In theory I know about this period, having studied it somewhat superficially long ago, and as far as I can tell it’s historically accurate – it’s certainly entirely convincing, and delightfully free of anachronistic attitudes forced onto the historical characters. Almost every character in it is a real person – I think only the Nicolsons and occasional peripheral characters are an outright creation of the author, though I stand to be corrected if I’m wrong on that. Given that I struggled from time to time to place people in their correct factions, I did wonder whether this would be a difficult one for people with no knowledge of the history, but I found as I read on that gradually it all became clear, so I feel it would work even for newcomers to the period and is a painless and enjoyable way to learn a little about this interesting time. I felt that a character list showing titles and religious and political affiliations would have been helpful, especially in the early stages – I was reading a NetGalley copy, so don’t know whether that is perhaps included in the published version. There is a guide to archaic Scots vocabulary, in my copy at the end of the book, although happily (being an archaic Scot) I didn’t find much need to refer to it. Greig is great at putting possibly unfamiliar words into context so that their meaning is obvious.

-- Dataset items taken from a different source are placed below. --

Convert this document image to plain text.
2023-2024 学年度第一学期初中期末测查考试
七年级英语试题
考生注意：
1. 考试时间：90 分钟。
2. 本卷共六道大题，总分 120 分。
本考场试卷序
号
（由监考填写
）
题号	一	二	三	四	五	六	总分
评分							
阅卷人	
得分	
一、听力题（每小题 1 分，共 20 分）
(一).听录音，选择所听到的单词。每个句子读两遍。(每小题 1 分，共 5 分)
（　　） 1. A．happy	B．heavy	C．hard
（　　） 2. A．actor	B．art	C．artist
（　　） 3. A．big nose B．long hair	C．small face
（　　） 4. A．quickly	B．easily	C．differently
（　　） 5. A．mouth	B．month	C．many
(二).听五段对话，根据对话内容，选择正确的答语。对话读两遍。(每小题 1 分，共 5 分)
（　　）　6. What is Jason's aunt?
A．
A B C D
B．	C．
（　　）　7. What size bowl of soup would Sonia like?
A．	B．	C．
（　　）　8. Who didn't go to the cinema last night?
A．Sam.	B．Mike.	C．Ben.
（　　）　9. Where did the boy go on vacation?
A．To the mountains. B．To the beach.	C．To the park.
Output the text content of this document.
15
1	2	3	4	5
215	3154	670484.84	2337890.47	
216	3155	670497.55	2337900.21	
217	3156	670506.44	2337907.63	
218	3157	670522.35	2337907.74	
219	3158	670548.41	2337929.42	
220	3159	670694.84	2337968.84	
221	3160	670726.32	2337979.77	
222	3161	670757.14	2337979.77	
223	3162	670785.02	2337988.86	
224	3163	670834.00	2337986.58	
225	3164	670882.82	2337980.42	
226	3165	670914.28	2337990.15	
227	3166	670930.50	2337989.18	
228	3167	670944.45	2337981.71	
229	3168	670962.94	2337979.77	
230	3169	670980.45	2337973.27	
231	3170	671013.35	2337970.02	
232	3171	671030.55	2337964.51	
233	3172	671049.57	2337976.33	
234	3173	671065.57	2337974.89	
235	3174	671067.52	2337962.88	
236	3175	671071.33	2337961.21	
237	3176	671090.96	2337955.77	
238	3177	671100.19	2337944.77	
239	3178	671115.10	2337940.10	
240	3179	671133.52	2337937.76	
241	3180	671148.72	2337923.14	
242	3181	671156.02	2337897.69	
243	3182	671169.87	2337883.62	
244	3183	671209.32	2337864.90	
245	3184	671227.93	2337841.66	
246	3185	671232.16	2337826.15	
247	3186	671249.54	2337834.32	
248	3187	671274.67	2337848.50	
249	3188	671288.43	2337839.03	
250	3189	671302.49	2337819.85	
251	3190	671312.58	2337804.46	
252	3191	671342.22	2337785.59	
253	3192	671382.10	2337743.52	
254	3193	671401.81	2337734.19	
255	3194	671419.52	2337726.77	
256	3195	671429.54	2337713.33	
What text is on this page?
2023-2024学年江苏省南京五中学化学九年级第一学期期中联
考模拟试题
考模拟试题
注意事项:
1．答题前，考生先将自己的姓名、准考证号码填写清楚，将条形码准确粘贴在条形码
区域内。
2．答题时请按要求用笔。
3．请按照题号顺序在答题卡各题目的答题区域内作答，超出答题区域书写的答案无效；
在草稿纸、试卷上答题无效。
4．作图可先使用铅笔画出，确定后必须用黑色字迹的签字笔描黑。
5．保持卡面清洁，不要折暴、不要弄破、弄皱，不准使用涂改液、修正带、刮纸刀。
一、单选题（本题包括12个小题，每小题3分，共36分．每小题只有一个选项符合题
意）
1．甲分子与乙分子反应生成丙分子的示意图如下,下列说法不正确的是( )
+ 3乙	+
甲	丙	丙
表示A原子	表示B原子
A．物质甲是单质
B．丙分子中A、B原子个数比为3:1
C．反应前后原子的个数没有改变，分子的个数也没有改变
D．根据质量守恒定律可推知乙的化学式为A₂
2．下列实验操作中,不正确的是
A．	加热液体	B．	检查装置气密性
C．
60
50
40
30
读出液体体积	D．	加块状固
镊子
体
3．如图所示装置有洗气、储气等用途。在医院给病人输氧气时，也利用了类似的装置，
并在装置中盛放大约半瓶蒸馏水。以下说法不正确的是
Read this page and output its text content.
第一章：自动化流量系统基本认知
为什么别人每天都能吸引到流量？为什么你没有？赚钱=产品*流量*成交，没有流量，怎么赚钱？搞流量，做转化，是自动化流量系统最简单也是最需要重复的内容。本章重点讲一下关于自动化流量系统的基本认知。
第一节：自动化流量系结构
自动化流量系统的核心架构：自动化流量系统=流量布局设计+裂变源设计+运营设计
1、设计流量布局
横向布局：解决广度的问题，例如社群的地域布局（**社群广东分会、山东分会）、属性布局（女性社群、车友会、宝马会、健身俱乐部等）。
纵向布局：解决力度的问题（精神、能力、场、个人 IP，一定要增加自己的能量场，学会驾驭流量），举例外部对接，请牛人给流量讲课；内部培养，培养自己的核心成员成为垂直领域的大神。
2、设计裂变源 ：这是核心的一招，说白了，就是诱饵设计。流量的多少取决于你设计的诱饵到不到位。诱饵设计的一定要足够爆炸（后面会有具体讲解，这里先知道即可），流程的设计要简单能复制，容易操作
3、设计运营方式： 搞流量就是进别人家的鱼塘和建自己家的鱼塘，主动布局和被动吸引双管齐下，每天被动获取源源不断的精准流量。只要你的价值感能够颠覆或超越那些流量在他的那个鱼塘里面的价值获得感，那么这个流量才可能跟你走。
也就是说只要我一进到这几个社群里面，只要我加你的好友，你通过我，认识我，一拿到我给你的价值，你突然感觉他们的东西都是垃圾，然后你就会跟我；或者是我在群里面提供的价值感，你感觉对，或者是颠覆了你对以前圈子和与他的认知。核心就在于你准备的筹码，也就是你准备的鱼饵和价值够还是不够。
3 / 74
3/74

Greig is himself a poet, and his love of being part of the long and ancient tradition of Scottish poetry shows through often in his work. Here he gives a lovely picture of the young Will’s development as a poet, at first derivative of the poets he himself revered before gradually finding his own style. Unfortunately I couldn’t find much of Fowler’s poetry online, but I felt Greig gave a great flavour, not just of him but of some of the earlier poets he shows Fowler as admiring. (It (almost) made me want to revisit some of those early incomprehensible Scottish poets forced on me long ago in school!)
Goodness, 800 words* and I’ve barely mentioned Rose! Rose is a great character too, an intelligent and opinionated young woman restricted by both gender and class. Educated beyond her social level by her brother Tom, she struggles to conform to society’s expectations and, as happened frequently in those days to women who couldn’t conform, falls foul of the church. Will’s passion for her is beautifully done – a boyish infatuation that slowly matures into true friendship and love. Although Rose’s story gives a structure to the book, the real star is Will and the meat of it, for me at least, lies in the political machinations of the Reformation. Oh dear, I haven’t talked enough about the King, either, or Walter Scott and the border reiving, or the Earl of Bothwell, or Will’s adventures in Paris! There’s nothing else for it – you’ll just have to read it for yourself! My highest recommendation for this wonderful book!
*I seem to have confused everyone with this. I’m commenting on the excessive length of my review, not the book. The paperback is 464 pages and every word a delight.
NB This book was provided for review by the publisher, Quercus.